Tabletop Piriformis Stretch

    This exercise stretches your piriformis as well as you entire buttocks and your lower back. Stand facing a desk that is about as high as your hip. Put your right outer thigh and lower leg on top of the desk with your knee pointing in front of you. You may already feel a stretch in your hip. To increase the stretch, exhale slowly as you lean your torso forward at your hip, keeping your left knee slightly bent and without rounding your spine. Hold the stretch for three to four deep breaths. At each exhalation, lower your torso a bit toward your right leg. Do two sets of stretches on each hip.

Standing Hamstring Stretch

    This exercise stretches your hamstrings as well as your calves, hip and lower back. Stand with your right foot slightly in front of you and flex your right foot toward your face.
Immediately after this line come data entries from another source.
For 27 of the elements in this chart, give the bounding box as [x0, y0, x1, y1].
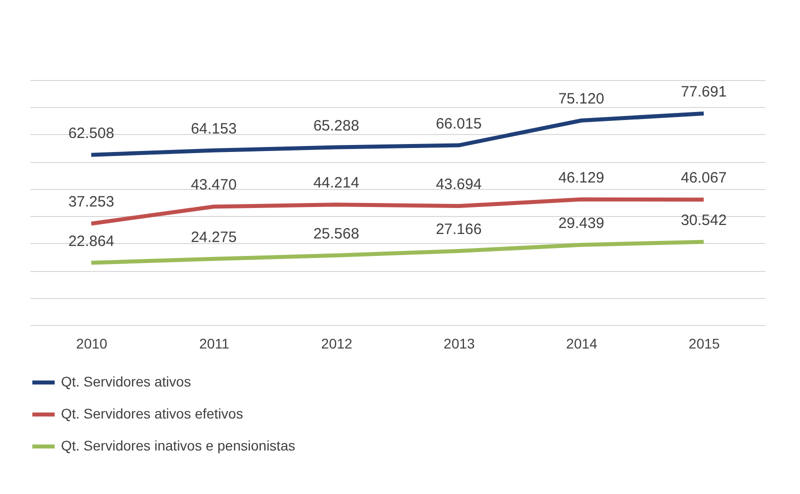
- data-label: 44.214: [313, 174, 360, 192]
- legend-label: Qt. Servidores ativos: [61, 374, 191, 390]
- x-tick-label: 2013: [444, 336, 476, 352]
- data-label: 65.288: [313, 117, 360, 134]
- data-label: 37.253: [68, 194, 114, 211]
- data-label: 66.015: [436, 115, 482, 132]
- x-tick-label: 2012: [321, 336, 353, 352]
- legend-label: Qt. Servidores inativos e pensionistas: [61, 438, 296, 454]
- data-label: 43.470: [190, 176, 237, 194]
- data-label: 30.542: [680, 212, 727, 229]
- data-label: 46.067: [680, 170, 727, 187]
- data-label: 46.129: [558, 169, 604, 186]
- x-tick-label: 2010: [76, 336, 108, 352]
- data-label: 43.694: [436, 176, 482, 194]
- data-label: 64.153: [190, 120, 237, 138]
- data-label: 29.439: [558, 214, 604, 232]
- data-label: 27.166: [436, 221, 482, 238]
- data-label: 75.120: [558, 90, 604, 108]
- data-label: 25.568: [313, 225, 360, 242]
- data-label: 22.864: [68, 232, 114, 250]
- x-tick-label: 2014: [566, 336, 598, 352]
- legend-label: Qt. Servidores ativos efetivos: [61, 406, 244, 422]
- data-label: 62.508: [68, 124, 114, 142]
- data-label: 24.275: [190, 228, 237, 246]
- x-tick-label: 2015: [688, 336, 720, 352]
- data-label: 77.691: [680, 84, 727, 101]
- x-tick-label: 2011: [199, 336, 230, 352]
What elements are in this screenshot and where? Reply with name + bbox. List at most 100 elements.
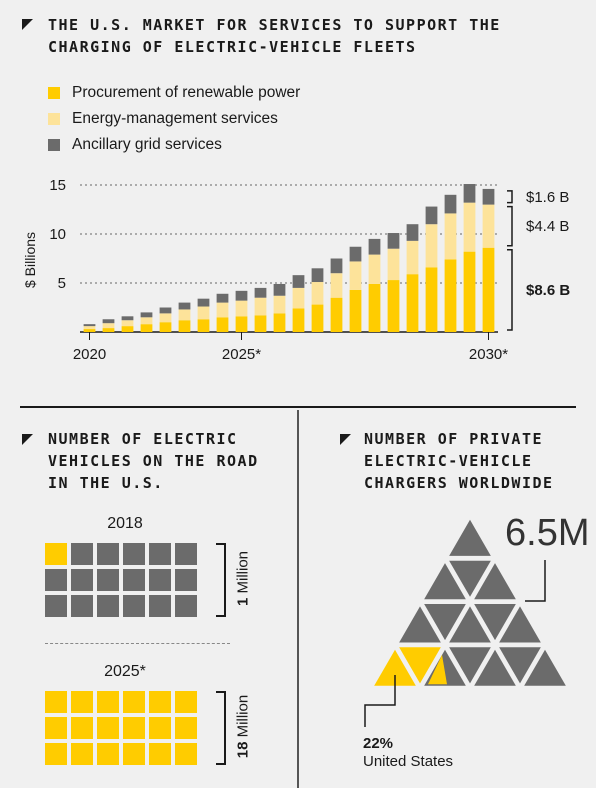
- bar-segment-energy: [406, 240, 419, 275]
- annotation-bracket: [507, 248, 513, 331]
- waffle-cell: [175, 717, 197, 739]
- bar-segment-renewable: [330, 297, 343, 332]
- waffle-cell: [71, 543, 93, 565]
- ev-heading-arrow-icon: [22, 434, 33, 445]
- bar-segment-renewable: [197, 319, 210, 332]
- bar-segment-renewable: [83, 329, 96, 332]
- legend-swatch-grid: [48, 139, 60, 151]
- y-tick-label: 5: [58, 275, 66, 292]
- y-axis-label: $ Billions: [22, 232, 38, 288]
- y-tick-label: 10: [49, 226, 66, 243]
- bar-segment-grid: [425, 206, 438, 225]
- bar-segment-energy: [159, 313, 172, 323]
- bar-segment-grid: [273, 283, 286, 296]
- legend-label-renewable: Procurement of renewable power: [72, 84, 301, 101]
- legend-item-grid: Ancillary grid services: [48, 132, 300, 158]
- bar-segment-grid: [349, 246, 362, 262]
- waffle-cell: [123, 595, 145, 617]
- waffle-cell: [45, 743, 67, 765]
- waffle-cell: [149, 691, 171, 713]
- waffle-cell: [175, 595, 197, 617]
- bar-segment-energy: [121, 320, 134, 327]
- bar-segment-renewable: [121, 326, 134, 332]
- triangle-us: [399, 647, 441, 684]
- waffle-cell: [45, 595, 67, 617]
- legend-label-energy: Energy-management services: [72, 110, 278, 127]
- waffle-cell: [123, 543, 145, 565]
- heading-arrow-icon: [22, 19, 33, 30]
- waffle-cell: [97, 569, 119, 591]
- waffle-cell: [149, 743, 171, 765]
- bar-segment-energy: [311, 282, 324, 305]
- annotation-label: $4.4 B: [526, 218, 569, 235]
- bar-segment-energy: [444, 213, 457, 260]
- bar-segment-grid: [83, 324, 96, 327]
- triangle: [474, 649, 516, 686]
- triangle: [499, 647, 541, 684]
- x-tick-label: 2030*: [469, 346, 508, 363]
- waffle-cell: [149, 717, 171, 739]
- waffle-cell: [97, 743, 119, 765]
- triangle: [449, 647, 491, 684]
- label-2025: 2025*: [104, 663, 146, 680]
- bar-segment-grid: [102, 319, 115, 324]
- waffle-cell: [123, 717, 145, 739]
- bar-segment-grid: [121, 316, 134, 321]
- bar-segment-grid: [463, 184, 476, 203]
- annotation-label: $1.6 B: [526, 189, 569, 206]
- chargers-total: 6.5M: [505, 512, 590, 554]
- bar-segment-renewable: [178, 320, 191, 332]
- share-leader-line: [364, 675, 396, 727]
- waffle-cell: [45, 543, 67, 565]
- bar-segment-energy: [83, 326, 96, 330]
- legend-item-renewable: Procurement of renewable power: [48, 80, 300, 106]
- x-tick-label: 2025*: [222, 346, 261, 363]
- bar-segment-renewable: [482, 247, 495, 332]
- bar-segment-renewable: [311, 304, 324, 332]
- bar-segment-grid: [368, 238, 381, 255]
- bar-segment-renewable: [349, 289, 362, 332]
- bar-segment-renewable: [273, 313, 286, 332]
- waffle-cell: [45, 569, 67, 591]
- legend-swatch-energy: [48, 113, 60, 125]
- column-divider: [297, 410, 299, 788]
- waffle-cell: [71, 743, 93, 765]
- bar-segment-energy: [197, 306, 210, 320]
- waffle-cell: [149, 543, 171, 565]
- bar-segment-renewable: [102, 328, 115, 332]
- triangle: [524, 649, 566, 686]
- waffle-cell: [149, 569, 171, 591]
- bar-segment-renewable: [216, 317, 229, 332]
- waffle-cell: [71, 569, 93, 591]
- bar-segment-energy: [254, 297, 267, 316]
- chart-legend: Procurement of renewable power Energy-ma…: [48, 80, 300, 158]
- waffle-cell: [175, 743, 197, 765]
- bar-segment-energy: [425, 224, 438, 268]
- waffle-cell: [175, 543, 197, 565]
- bar-segment-renewable: [387, 280, 400, 332]
- chargers-title: NUMBER OF PRIVATE ELECTRIC-VEHICLE CHARG…: [364, 430, 554, 492]
- waffle-cell: [97, 595, 119, 617]
- bar-segment-energy: [330, 273, 343, 298]
- value-2025: 18 Million: [235, 684, 252, 770]
- bar-segment-grid: [311, 268, 324, 283]
- triangle: [449, 606, 491, 643]
- bar-segment-grid: [254, 287, 267, 298]
- label-2018: 2018: [107, 515, 143, 532]
- bar-segment-energy: [273, 295, 286, 314]
- bracket-2018: [216, 543, 226, 617]
- triangle-us: [374, 649, 416, 686]
- value-2018-number: 1: [234, 597, 252, 607]
- waffle-cell: [45, 717, 67, 739]
- bar-segment-grid: [159, 307, 172, 314]
- us-share-percent: 22%: [363, 735, 394, 752]
- total-leader-line: [525, 560, 546, 602]
- triangle: [474, 563, 516, 600]
- waffle-cell: [149, 595, 171, 617]
- waffle-separator: [45, 643, 230, 644]
- value-2025-unit: Million: [234, 694, 252, 738]
- bar-segment-renewable: [159, 322, 172, 332]
- bar-segment-grid: [292, 275, 305, 288]
- us-share-label: United States: [363, 753, 454, 770]
- waffle-cell: [71, 717, 93, 739]
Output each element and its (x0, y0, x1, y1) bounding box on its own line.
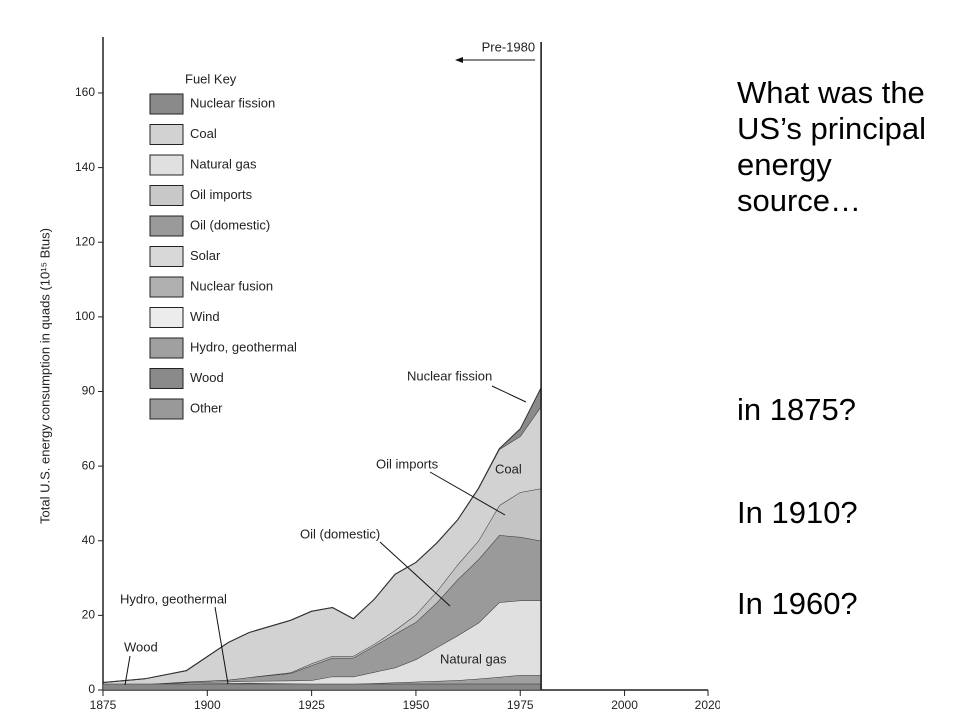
y-tick-label: 90 (82, 384, 96, 398)
legend-label: Oil imports (190, 187, 253, 202)
legend-swatch (149, 124, 184, 145)
x-tick-label: 1950 (403, 698, 430, 712)
x-tick-label: 2020 (695, 698, 720, 712)
legend-swatch (149, 154, 184, 176)
legend-label: Wood (190, 370, 224, 385)
legend-label: Coal (190, 126, 217, 141)
legend-swatch (149, 398, 184, 420)
legend-swatch (149, 276, 184, 298)
legend-label: Natural gas (190, 156, 257, 171)
legend-swatch (149, 368, 184, 389)
legend-swatch (149, 185, 184, 206)
area-fill (103, 535, 542, 685)
legend-title: Fuel Key (185, 71, 237, 86)
arrow-head (455, 57, 463, 63)
y-tick-label: 20 (82, 608, 96, 622)
x-tick-label: 1875 (90, 698, 117, 712)
leader-line (124, 655, 131, 686)
x-tick-label: 1925 (298, 698, 325, 712)
area-fill (103, 406, 542, 685)
y-tick-label: 120 (75, 234, 95, 248)
question-item: In 1910? (737, 495, 858, 530)
legend-swatch (149, 307, 184, 328)
legend-label: Nuclear fission (190, 95, 275, 110)
legend-label: Wind (190, 309, 220, 324)
y-tick-label: 40 (82, 533, 96, 547)
legend-label: Oil (domestic) (190, 217, 270, 232)
legend-swatch (149, 246, 184, 267)
area-label: Nuclear fission (407, 368, 492, 383)
area-label: Natural gas (440, 651, 507, 666)
legend-label: Nuclear fusion (190, 278, 273, 293)
legend-label: Solar (190, 248, 221, 263)
question-item: In 1960? (737, 586, 858, 621)
area-label: Oil imports (376, 456, 439, 471)
legend-swatch (149, 215, 184, 237)
y-tick-label: 0 (88, 682, 95, 696)
leader-line (491, 385, 527, 403)
x-tick-label: 1900 (194, 698, 221, 712)
annotation: Pre-1980 (482, 39, 535, 54)
area-fill (103, 600, 542, 685)
y-axis-label: Total U.S. energy consumption in quads (… (37, 228, 52, 524)
area-label: Wood (124, 639, 158, 654)
legend-label: Hydro, geothermal (190, 339, 297, 354)
y-tick-label: 140 (75, 160, 95, 174)
area-edge (102, 387, 542, 684)
y-tick-label: 160 (75, 85, 95, 99)
legend-swatch (149, 93, 184, 115)
question: What was the US’s principal energy sourc… (737, 75, 926, 218)
y-tick-label: 60 (82, 458, 96, 472)
question-item: in 1875? (737, 392, 856, 427)
y-tick-label: 100 (75, 309, 95, 323)
leader-line (429, 471, 506, 516)
legend-label: Other (190, 400, 223, 415)
leader-line (379, 541, 451, 607)
x-tick-label: 1975 (507, 698, 534, 712)
area-label: Oil (domestic) (300, 526, 380, 541)
leader-line (214, 606, 229, 685)
x-axis-band (102, 683, 542, 691)
legend-swatch (149, 337, 184, 359)
area-label: Hydro, geothermal (120, 591, 227, 606)
x-tick-label: 2000 (611, 698, 638, 712)
area-label: Coal (495, 461, 522, 476)
chart: Total U.S. energy consumption in quads (… (37, 37, 720, 712)
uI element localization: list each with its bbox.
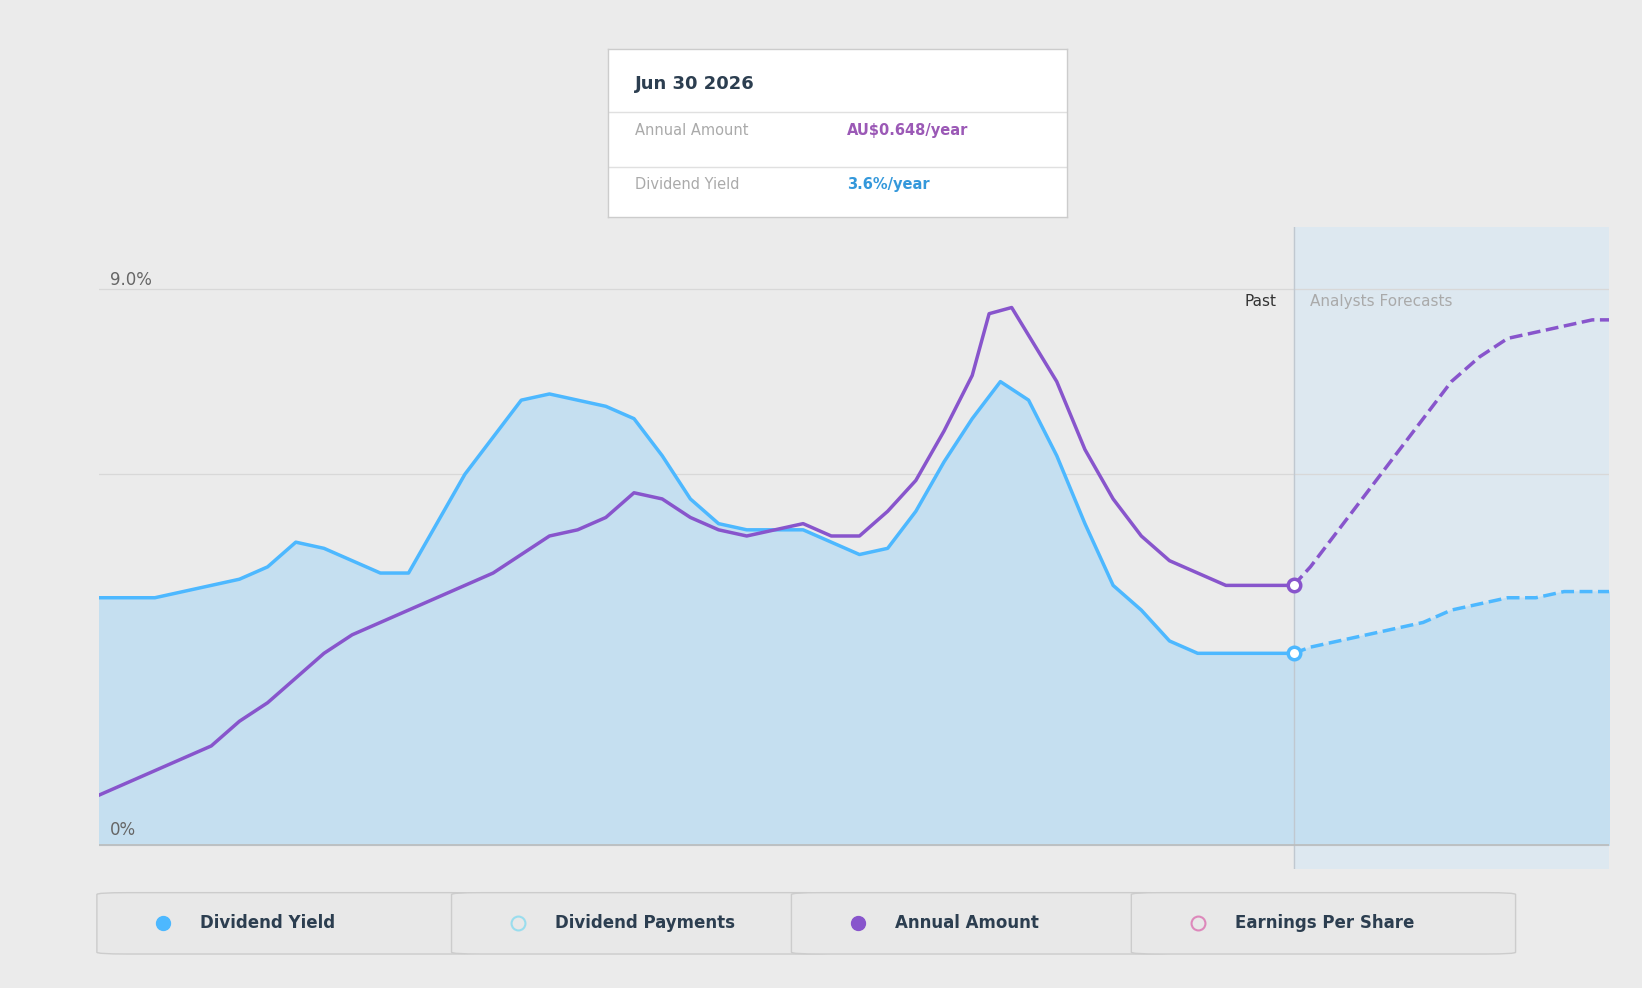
Text: Past: Past <box>1245 293 1276 309</box>
Text: 3.6%/year: 3.6%/year <box>847 177 929 192</box>
Text: Dividend Yield: Dividend Yield <box>200 914 335 933</box>
Text: Annual Amount: Annual Amount <box>895 914 1039 933</box>
Text: Dividend Payments: Dividend Payments <box>555 914 736 933</box>
FancyBboxPatch shape <box>1131 893 1516 954</box>
Text: 0%: 0% <box>110 821 136 839</box>
Text: Dividend Yield: Dividend Yield <box>635 177 739 192</box>
FancyBboxPatch shape <box>97 893 481 954</box>
Text: Annual Amount: Annual Amount <box>635 124 749 138</box>
Bar <box>1294 227 1609 869</box>
Text: Jun 30 2026: Jun 30 2026 <box>635 75 755 93</box>
FancyBboxPatch shape <box>791 893 1176 954</box>
Text: Analysts Forecasts: Analysts Forecasts <box>1310 293 1453 309</box>
Text: 9.0%: 9.0% <box>110 271 151 289</box>
Text: Earnings Per Share: Earnings Per Share <box>1235 914 1414 933</box>
FancyBboxPatch shape <box>452 893 836 954</box>
Text: AU$0.648/year: AU$0.648/year <box>847 124 969 138</box>
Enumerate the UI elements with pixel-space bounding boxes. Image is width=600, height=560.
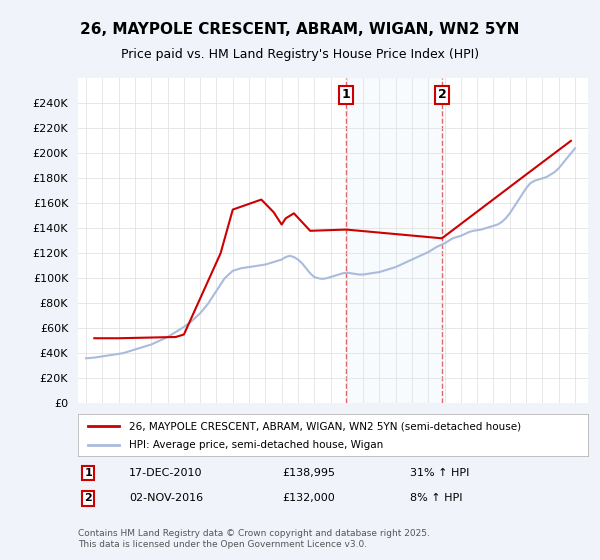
- Text: £138,995: £138,995: [282, 468, 335, 478]
- Text: 17-DEC-2010: 17-DEC-2010: [129, 468, 203, 478]
- Text: 31% ↑ HPI: 31% ↑ HPI: [409, 468, 469, 478]
- Text: £132,000: £132,000: [282, 493, 335, 503]
- Text: HPI: Average price, semi-detached house, Wigan: HPI: Average price, semi-detached house,…: [129, 440, 383, 450]
- Text: 26, MAYPOLE CRESCENT, ABRAM, WIGAN, WN2 5YN: 26, MAYPOLE CRESCENT, ABRAM, WIGAN, WN2 …: [80, 22, 520, 38]
- Text: Contains HM Land Registry data © Crown copyright and database right 2025.
This d: Contains HM Land Registry data © Crown c…: [78, 529, 430, 549]
- Text: 2: 2: [437, 88, 446, 101]
- Text: 8% ↑ HPI: 8% ↑ HPI: [409, 493, 462, 503]
- Text: 02-NOV-2016: 02-NOV-2016: [129, 493, 203, 503]
- Bar: [346, 78, 442, 403]
- Text: 1: 1: [85, 468, 92, 478]
- Text: 26, MAYPOLE CRESCENT, ABRAM, WIGAN, WN2 5YN (semi-detached house): 26, MAYPOLE CRESCENT, ABRAM, WIGAN, WN2 …: [129, 421, 521, 431]
- Text: 2: 2: [85, 493, 92, 503]
- Text: Price paid vs. HM Land Registry's House Price Index (HPI): Price paid vs. HM Land Registry's House …: [121, 48, 479, 60]
- Text: 1: 1: [342, 88, 350, 101]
Put your hands on the sides of your hip and hinge forward at your hip without rounding your spine. As you do so, you should feel a stretch in your hamstrings and calves. Hold the stretch for five to six deep breaths. At each exhalation, hinge your torso forward a little more to increase the stretch. Do two sets of stretches on each leg.


    Sometimes stretching alone does not always alleviate the tightness or stiffness in your piriformis and hamstrings. Stiff hip joints and an unstable lower spine can cause those muscles to feel tight even after you stretch. To maintain the joint and muscle mobility, do some strength and stability exercises after you stretch, physical therapist Gray Cook suggests. Sample exercises include body-weight squats, floor bridges and reverse lunges. These will help you develop stability in your abdominals, hip and spine and allow you to maintain your mobility level. However, if you have pain while you're stretching, consult your health care provider.